Multiple devices

We all have multiple devices these days, desktop, laptop, tablet and phone with which we need to access our mail.

There are two main email ‘protocols’, IMAP and POP3. How you manage email across your devices depends on which protocol you use.


The big companies, Gmail, Hotmail, Yahoo, BT etc use a system called IMAP. This means you store all mail on the mail server, each device essentially provides a ‘window’ to that stored mail. Nothing is permanently stored on each device and each device has access to the full email history. The reason it is almost exclusively provided by big companies is that the storage space is considerable, 10GB is not unusual for business email storage and often will be much larger than this.


Each time it your mail is accessed the mail is downloaded to your computer or device, it is then usually deleted from the server. With this system, in order that you have complete access to your email history it is necessary to decide that one computer is your main email manager, usually for reasons of storage and backup a desktop or laptop office computer. Each other device can be set to read emails that arrive after the last time the main computer has done a download for the convenience of keeping up with your mail when away from the office.

Our usual email is a POP system, if you need an IMAP system we can provide this optionally. It does attract an extra cost because of the need for additional storage. All our IMAP accounts have unlimited storage unlike, for example, Gmail which is limited to 15Gb. Management of a POP system.

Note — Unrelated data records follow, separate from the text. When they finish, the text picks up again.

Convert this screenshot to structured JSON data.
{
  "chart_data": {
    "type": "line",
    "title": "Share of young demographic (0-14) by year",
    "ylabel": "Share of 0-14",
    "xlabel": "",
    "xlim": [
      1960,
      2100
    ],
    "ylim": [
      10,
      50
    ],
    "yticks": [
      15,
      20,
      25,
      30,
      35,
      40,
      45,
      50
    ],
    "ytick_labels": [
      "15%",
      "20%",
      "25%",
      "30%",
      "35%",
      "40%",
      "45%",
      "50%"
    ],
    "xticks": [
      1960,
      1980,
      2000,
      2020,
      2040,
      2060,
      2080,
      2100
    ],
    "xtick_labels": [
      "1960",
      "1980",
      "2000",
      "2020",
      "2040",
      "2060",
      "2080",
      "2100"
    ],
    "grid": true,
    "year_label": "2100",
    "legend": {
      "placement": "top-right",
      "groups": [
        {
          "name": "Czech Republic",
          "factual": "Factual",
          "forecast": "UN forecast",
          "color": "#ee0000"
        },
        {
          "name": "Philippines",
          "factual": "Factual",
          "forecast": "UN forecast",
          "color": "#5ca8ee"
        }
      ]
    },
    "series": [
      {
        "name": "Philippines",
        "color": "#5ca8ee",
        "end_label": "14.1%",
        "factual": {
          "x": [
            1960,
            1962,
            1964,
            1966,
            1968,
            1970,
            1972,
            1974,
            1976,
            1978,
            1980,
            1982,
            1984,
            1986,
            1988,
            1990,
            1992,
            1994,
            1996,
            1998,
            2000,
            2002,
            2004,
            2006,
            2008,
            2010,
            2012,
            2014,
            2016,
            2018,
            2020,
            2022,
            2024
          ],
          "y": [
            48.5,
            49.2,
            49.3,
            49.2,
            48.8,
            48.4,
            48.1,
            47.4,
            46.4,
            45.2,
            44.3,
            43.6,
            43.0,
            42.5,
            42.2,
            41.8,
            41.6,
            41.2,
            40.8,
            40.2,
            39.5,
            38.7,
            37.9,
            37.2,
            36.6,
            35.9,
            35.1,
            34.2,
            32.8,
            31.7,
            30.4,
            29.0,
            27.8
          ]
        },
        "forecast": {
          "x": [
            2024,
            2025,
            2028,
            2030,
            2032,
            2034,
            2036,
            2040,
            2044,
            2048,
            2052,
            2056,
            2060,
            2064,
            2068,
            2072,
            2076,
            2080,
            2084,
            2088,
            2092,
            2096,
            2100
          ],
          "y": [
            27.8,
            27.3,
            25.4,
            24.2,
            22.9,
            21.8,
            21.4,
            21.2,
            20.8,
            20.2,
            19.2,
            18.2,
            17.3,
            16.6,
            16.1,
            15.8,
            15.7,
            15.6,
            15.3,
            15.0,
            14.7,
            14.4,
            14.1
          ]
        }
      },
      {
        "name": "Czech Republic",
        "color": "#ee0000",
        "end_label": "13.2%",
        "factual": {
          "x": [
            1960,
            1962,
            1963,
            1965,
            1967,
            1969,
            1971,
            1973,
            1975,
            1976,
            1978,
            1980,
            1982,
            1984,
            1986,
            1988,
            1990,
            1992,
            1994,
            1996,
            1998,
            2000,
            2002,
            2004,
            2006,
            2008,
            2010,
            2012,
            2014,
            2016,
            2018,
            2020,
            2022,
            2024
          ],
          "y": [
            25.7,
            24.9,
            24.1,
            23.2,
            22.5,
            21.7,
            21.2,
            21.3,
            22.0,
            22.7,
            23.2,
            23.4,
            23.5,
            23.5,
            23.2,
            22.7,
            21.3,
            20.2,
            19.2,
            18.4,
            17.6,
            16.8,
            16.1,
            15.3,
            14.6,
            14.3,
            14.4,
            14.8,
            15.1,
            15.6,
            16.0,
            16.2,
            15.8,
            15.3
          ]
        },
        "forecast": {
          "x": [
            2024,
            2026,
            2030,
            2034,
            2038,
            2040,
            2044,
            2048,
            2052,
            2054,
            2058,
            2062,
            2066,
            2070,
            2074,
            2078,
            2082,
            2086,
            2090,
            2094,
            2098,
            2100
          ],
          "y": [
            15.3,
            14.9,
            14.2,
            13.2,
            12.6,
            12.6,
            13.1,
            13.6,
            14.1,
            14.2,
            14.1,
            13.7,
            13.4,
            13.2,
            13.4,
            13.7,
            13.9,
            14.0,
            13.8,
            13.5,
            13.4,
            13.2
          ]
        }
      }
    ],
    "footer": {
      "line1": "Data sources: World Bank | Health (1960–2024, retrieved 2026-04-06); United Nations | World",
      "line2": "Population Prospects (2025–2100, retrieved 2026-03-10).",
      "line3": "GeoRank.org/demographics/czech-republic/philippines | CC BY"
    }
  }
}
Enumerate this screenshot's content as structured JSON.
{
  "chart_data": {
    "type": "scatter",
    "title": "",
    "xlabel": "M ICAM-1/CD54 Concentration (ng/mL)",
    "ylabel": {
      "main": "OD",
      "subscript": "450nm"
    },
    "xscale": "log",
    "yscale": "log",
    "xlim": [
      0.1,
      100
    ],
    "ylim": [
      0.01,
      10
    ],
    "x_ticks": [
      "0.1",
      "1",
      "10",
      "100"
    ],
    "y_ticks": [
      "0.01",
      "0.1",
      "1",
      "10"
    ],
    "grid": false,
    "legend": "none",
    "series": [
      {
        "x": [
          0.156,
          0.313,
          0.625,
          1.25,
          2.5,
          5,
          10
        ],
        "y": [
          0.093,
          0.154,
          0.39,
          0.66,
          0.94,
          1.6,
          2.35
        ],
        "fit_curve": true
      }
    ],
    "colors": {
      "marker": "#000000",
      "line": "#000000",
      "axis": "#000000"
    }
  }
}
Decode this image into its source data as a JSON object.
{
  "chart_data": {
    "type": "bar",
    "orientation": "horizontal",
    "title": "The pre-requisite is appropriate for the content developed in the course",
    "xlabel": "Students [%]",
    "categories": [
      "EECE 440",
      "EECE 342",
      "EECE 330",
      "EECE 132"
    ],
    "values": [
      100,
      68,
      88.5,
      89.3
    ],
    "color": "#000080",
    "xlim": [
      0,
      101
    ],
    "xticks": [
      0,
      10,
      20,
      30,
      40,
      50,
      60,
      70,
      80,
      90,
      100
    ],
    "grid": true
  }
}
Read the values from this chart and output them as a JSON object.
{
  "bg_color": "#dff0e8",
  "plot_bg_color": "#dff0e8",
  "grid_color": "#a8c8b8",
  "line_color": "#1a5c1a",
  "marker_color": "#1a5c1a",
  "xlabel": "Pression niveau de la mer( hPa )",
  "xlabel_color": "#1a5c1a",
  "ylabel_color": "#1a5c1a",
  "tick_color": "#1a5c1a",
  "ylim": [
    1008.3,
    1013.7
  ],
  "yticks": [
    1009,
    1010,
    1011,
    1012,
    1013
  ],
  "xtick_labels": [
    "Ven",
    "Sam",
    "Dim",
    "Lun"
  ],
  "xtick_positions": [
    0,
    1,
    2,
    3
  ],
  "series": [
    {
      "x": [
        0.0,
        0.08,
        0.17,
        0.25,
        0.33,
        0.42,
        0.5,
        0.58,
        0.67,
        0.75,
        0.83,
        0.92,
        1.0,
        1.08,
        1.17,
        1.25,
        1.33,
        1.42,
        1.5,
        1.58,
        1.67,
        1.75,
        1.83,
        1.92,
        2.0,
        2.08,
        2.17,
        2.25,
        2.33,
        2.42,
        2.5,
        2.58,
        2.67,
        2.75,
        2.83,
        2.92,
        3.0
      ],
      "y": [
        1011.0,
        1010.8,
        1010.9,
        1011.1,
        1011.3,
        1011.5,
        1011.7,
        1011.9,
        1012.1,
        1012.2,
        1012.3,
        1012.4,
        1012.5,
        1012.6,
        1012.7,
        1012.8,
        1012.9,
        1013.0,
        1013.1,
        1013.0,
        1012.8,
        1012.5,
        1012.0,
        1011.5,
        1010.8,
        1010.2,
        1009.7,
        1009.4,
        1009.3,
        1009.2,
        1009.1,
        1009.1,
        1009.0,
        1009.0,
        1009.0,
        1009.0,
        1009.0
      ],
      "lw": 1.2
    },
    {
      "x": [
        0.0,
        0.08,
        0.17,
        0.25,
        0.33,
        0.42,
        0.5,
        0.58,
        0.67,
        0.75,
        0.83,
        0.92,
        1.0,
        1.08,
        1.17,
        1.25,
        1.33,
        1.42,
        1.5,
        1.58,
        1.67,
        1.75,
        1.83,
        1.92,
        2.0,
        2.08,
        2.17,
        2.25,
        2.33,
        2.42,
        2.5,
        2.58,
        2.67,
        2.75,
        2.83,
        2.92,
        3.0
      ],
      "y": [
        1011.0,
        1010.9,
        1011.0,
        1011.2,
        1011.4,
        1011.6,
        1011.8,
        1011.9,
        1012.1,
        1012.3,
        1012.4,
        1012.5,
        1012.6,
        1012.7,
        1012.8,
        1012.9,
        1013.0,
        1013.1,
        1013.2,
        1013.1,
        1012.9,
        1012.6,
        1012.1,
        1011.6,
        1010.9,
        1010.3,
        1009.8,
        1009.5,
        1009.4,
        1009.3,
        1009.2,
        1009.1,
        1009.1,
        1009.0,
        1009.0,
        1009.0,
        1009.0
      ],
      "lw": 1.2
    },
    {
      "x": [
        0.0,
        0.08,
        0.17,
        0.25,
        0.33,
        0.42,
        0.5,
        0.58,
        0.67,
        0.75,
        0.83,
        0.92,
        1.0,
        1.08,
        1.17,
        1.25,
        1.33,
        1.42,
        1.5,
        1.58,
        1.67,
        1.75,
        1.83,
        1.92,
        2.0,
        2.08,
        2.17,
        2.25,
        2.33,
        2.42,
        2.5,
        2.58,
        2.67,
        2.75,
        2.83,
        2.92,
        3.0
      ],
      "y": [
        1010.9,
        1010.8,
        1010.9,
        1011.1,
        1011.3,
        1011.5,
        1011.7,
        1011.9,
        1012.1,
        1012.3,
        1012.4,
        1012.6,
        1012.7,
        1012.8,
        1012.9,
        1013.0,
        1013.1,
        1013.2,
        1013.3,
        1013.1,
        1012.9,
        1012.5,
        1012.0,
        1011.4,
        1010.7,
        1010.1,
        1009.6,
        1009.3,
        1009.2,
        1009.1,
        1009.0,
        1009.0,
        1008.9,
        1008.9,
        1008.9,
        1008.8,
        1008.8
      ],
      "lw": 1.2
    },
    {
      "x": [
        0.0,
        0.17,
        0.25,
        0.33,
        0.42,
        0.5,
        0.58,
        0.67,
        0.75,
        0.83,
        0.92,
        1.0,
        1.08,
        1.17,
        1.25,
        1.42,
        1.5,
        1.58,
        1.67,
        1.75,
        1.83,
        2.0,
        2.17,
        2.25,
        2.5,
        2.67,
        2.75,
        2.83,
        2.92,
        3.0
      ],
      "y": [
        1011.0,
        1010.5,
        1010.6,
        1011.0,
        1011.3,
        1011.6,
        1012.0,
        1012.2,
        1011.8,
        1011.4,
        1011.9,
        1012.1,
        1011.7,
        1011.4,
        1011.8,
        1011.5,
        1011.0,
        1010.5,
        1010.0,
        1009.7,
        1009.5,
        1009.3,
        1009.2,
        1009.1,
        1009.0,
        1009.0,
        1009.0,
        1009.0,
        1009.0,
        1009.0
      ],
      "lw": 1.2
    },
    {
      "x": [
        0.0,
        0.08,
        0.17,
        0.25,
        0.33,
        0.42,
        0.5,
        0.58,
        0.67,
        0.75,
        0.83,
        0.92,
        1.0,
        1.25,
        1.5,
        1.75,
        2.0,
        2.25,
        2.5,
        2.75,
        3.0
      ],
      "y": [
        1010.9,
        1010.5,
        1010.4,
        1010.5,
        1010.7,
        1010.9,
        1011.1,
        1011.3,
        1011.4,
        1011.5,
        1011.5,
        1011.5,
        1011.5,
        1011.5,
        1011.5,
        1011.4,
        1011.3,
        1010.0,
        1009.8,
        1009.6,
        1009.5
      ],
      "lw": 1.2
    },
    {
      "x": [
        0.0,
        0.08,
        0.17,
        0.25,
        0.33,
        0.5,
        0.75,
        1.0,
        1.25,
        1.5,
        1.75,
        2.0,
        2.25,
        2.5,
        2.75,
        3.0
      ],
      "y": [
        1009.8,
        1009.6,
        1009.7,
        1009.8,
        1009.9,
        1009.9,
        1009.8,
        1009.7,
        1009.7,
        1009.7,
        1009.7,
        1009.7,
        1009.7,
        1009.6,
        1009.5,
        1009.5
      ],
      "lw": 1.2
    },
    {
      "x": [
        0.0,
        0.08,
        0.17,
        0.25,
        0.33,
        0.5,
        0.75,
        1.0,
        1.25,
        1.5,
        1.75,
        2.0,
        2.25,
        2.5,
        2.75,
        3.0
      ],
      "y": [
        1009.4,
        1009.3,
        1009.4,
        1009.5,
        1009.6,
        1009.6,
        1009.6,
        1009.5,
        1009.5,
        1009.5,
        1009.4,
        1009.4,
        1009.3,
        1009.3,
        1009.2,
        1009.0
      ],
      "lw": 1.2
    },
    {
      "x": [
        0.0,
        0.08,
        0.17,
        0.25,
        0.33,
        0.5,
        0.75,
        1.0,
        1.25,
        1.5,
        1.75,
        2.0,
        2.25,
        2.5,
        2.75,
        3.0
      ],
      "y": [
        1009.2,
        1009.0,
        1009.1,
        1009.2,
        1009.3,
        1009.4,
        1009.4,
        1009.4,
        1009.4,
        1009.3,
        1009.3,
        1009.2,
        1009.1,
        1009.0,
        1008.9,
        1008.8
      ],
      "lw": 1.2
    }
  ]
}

There is, in your email settings, an option either to Leave a copy of the message on the server or Remove the message from the server together with a choice of time period, “one day, one week one month etc”.  Which you have depends on the email programme (client) you are using and is generally found under Advanced Settings.

Your main computer is set to remove the message, all your other devices to leave the message behind. Once a message is received on the main computer it will disappear on the device the next time the device does a send and receive. ‘Device’ in this context also includes your webmail – accessible through and log in with your email address and password.

Optionally you can set your main computer to Remove the message from the server after a week or a month so that you have access to your recent email history on your device for that period. Depending on the amount of traffic in your email account you may be in danger of going over your mailbox quota. If this is a problem, please talk to us because we are usually happy to adjust this within reason to meet your needs.

It is worth noting that if you send an important email from your device you should CC yourself in order to keep a copy on your main computer.